Однако Твердило отнюдь не собирался сгорать в три грядущих десятилетия, а еще гоже – и в четыре. Он строил вдохновенные планы! И намеревался баллотироваться – всего чрез два лета, в нижнюю палату Высшего совета, а еще чрез седьмьнадесять годков – и в верхнюю. Ибо сущим нонсенсом было бы величание старейшиной первого благочестия, ране, чем в осьмьдесять! Оттого и был установлен сей возрастной барьер от прытких, а еще несмышленых.
К тому же, законодатель пожизненного пребывания в строю не должен быть юнцом, подверженным чреватым соблазнам! А они необратимо исчезают к означенному сроку вкупе с тотальным опустошением в некогда хватких челюстях. И наступает подлинная премудрость, не отягощенная излишествами и пороками…
Однако задолго до баллотировки надлежало наперед озаботиться об обретении потенциальных союзников и воздержаться от приобретения потенциальных ворогов. Аще ж придется выбирать из двух противоположностей, то оказаться с прибылью, а не в убытке. А попробуй, наверняка угадать, где ловчее! Волею судеб, именно таковая альтернатива негаданно обозначилась пред ним из-за некоего Молчана – знатного мастера ловитвы с вельми скрытным прошлым, а вдобавок – удальца из самых ушлых, коих не возьмешь на испуг. И определяться, с кем и супротив кого, пришлось не вовремя.
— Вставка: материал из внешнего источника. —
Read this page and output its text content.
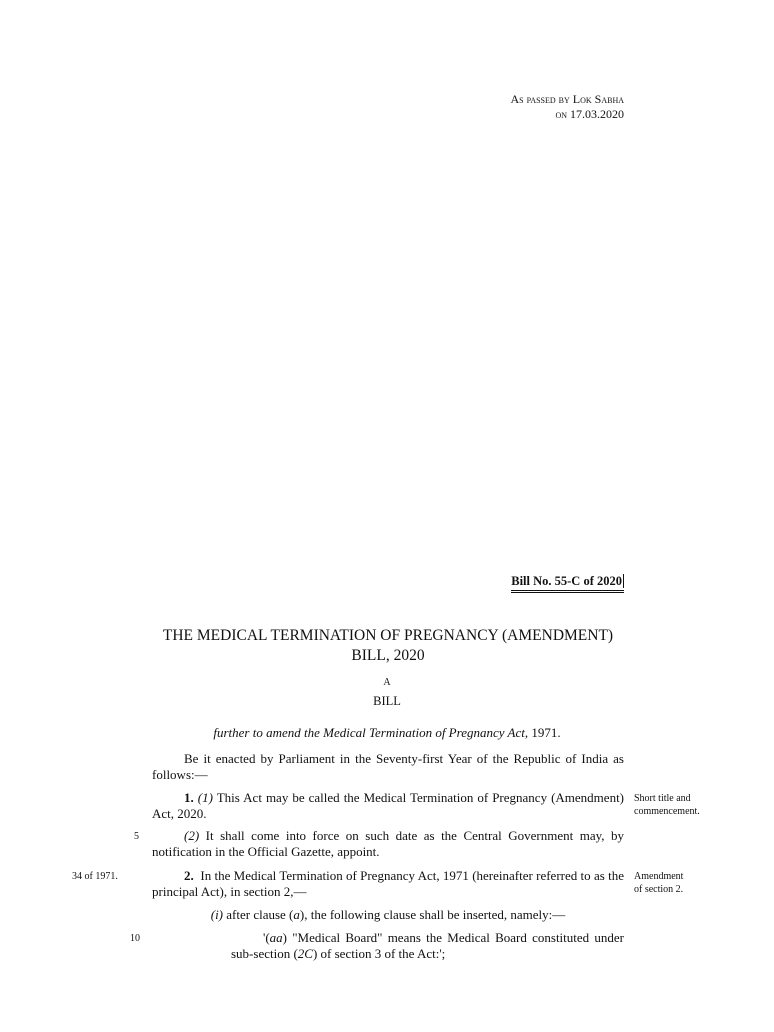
As passed by Lok Sabha
on 17.03.2020
Bill No. 55-C of 2020
THE MEDICAL TERMINATION OF PREGNANCY (AMENDMENT)
BILL, 2020
A
BILL
further to amend the Medical Termination of Pregnancy Act, 1971.
Be it enacted by Parliament in the Seventy-first Year of the Republic of India as follows:—
1. (1) This Act may be called the Medical Termination of Pregnancy (Amendment) Act, 2020.
(2) It shall come into force on such date as the Central Government may, by notification in the Official Gazette, appoint.
2. In the Medical Termination of Pregnancy Act, 1971 (hereinafter referred to as the principal Act), in section 2,—
(i) after clause (a), the following clause shall be inserted, namely:—
'(aa) "Medical Board" means the Medical Board constituted under sub-section (2C) of section 3 of the Act:';
Short title and
commencement.
Amendment
of section 2.
34 of 1971.
5
10
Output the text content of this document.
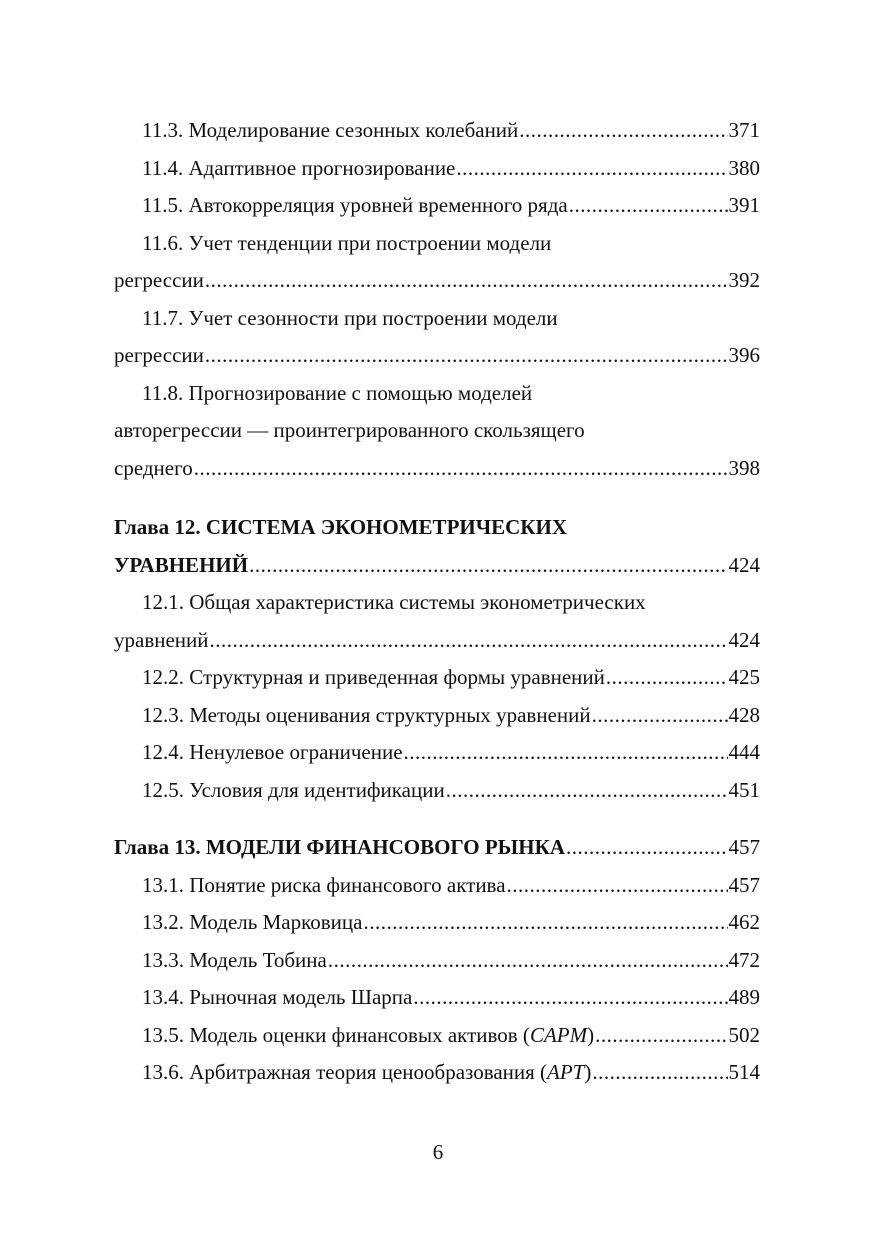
11.3. Моделирование сезонных колебаний .....	371
11.4. Адаптивное прогнозирование .....	380
11.5. Автокорреляция уровней временного ряда .....	391
11.6. Учет тенденции при построении модели
регрессии .....	392
11.7. Учет сезонности при построении модели
регрессии .....	396
11.8. Прогнозирование с помощью моделей
авторегрессии — проинтегрированного скользящего
среднего .....	398
Глава 12. СИСТЕМА ЭКОНОМЕТРИЧЕСКИХ
УРАВНЕНИЙ .....	424
12.1. Общая характеристика системы эконометрических
уравнений .....	424
12.2. Структурная и приведенная формы уравнений .....	425
12.3. Методы оценивания структурных уравнений .....	428
12.4. Ненулевое ограничение .....	444
12.5. Условия для идентификации .....	451
Глава 13. МОДЕЛИ ФИНАНСОВОГО РЫНКА .....	457
13.1. Понятие риска финансового актива .....	457
13.2. Модель Марковица .....	462
13.3. Модель Тобина .....	472
13.4. Рыночная модель Шарпа .....	489
13.5. Модель оценки финансовых активов (CAPM) .....	502
13.6. Арбитражная теория ценообразования (APT) .....	514
6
Грузно усевшись на стул, сработанный из могутного дуба, начальствующий внутренним сыском Земли вятичей приказал подать ему заправленный добрым медом травяной настой, да погорячей, дабы укрепиться в своих помыслах пред встречей, назначенной днесь тому лихому ловчиле.
И для начала он восстановил в памяти ход предшествующих событий.
По запросу Вершилы, высокого чина во внешнем сыске, Твердиле было предложено – в обмен на неясные посулы и под глупейшим предлогом (а на правдоподобный у того явно не хватило соображения), повязать силами молодцов из внутреннего сыска оного Молчана, а вслед тайно передать его будто бы дворне вершилиной жонки, что являлось заведомой лжой, ведь дале, вне сумления, разбирались бы с тем не дворовые, а служивые.
Должно заметить, что запрашивающему вельми не повезло. Ведь в загашнике вспоминаний Твердилы, и без того оскорбившегося, что Вершило держит его за тупицу, оказалась давнее дело облыжно обвиненного Первуши, служившего в ту пору в отряде скорого задержания по ведомству внешнего сыска, а в нем и тот Молчан промелькнул рядышком, да и запомнился.